Cambiare marcia sul fronte delle dipendenze si può. Anzi, si deve. La Regione Veneto decide di uscire dagli schemi classici e approva due provvedimenti, proposti dall’assessore Paola Roma, per portare l’aiuto medico e sociale fuori dagli uffici e dentro le strade.
I provvedimenti sfruttano le risorse del Fondo nazionale per le dipendenze patologiche istituito dalla Legge di Bilancio 2025, che ha unificato in un solo capitolo di spesa le risorse precedentemente frammentate tra i vari disturbi. Per il triennio 2025-2027 la Regione si assicura così un pacchetto di oltre 22,5 milioni di euro (22.547.286,28 euro per l’esattezza).
| Misura adottata | Risorse e Tempistiche | Obiettivo d’intervento |
| Fondo Nazionale Dipendenze | 22,5 milioni € (2025-2027) | Mezzi mobili, strumenti sanitari e intese con il privato socialePDF |
| Piano Triennale Dipendenze | Prorogato al 31 dicembre 2027 | Continuità operativa Ulss e sviluppo del modello Open DialoguePDF |
Nuove unità mobili per intercettare i rischi La prima delibera stabilisce come le Aziende Ulss dovranno impiegare questi fondi.
Niente attese passive. La parola d’ordine è prossimità. In concreto significa acquistare camper attrezzati, dispositivi sanitari e strumentazione tecnologica per raggiungere chi sta cadendo nella trappola del gioco o delle nuove forme di azzardo senza aver ancora chiesto aiuto. I servizi si muoveranno direttamente dove la gente risiede, lavora e si incontra. Per rendere capillare l’intervento, le sanità locali firmeranno intese aggiuntive con le strutture del privato sociale accreditato.

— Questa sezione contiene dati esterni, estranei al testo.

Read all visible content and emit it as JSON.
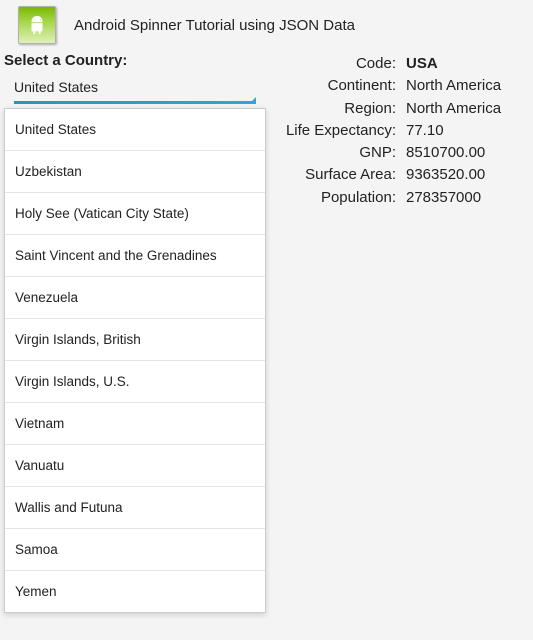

In parallelo, la seconda decisione della Giunta allunga la vita del Piano Triennale Dipendenze fino a fine 2027. Mossa tattica per evitare stop burocratici e dare garanzie di lungo periodo alle attività in corso. Tra queste viene confermata la sperimentazione di “Open Dialogue”, un metodo che punta tutto sul coinvolgimento immediato di famiglie e reti personali nel percorso terapeutico.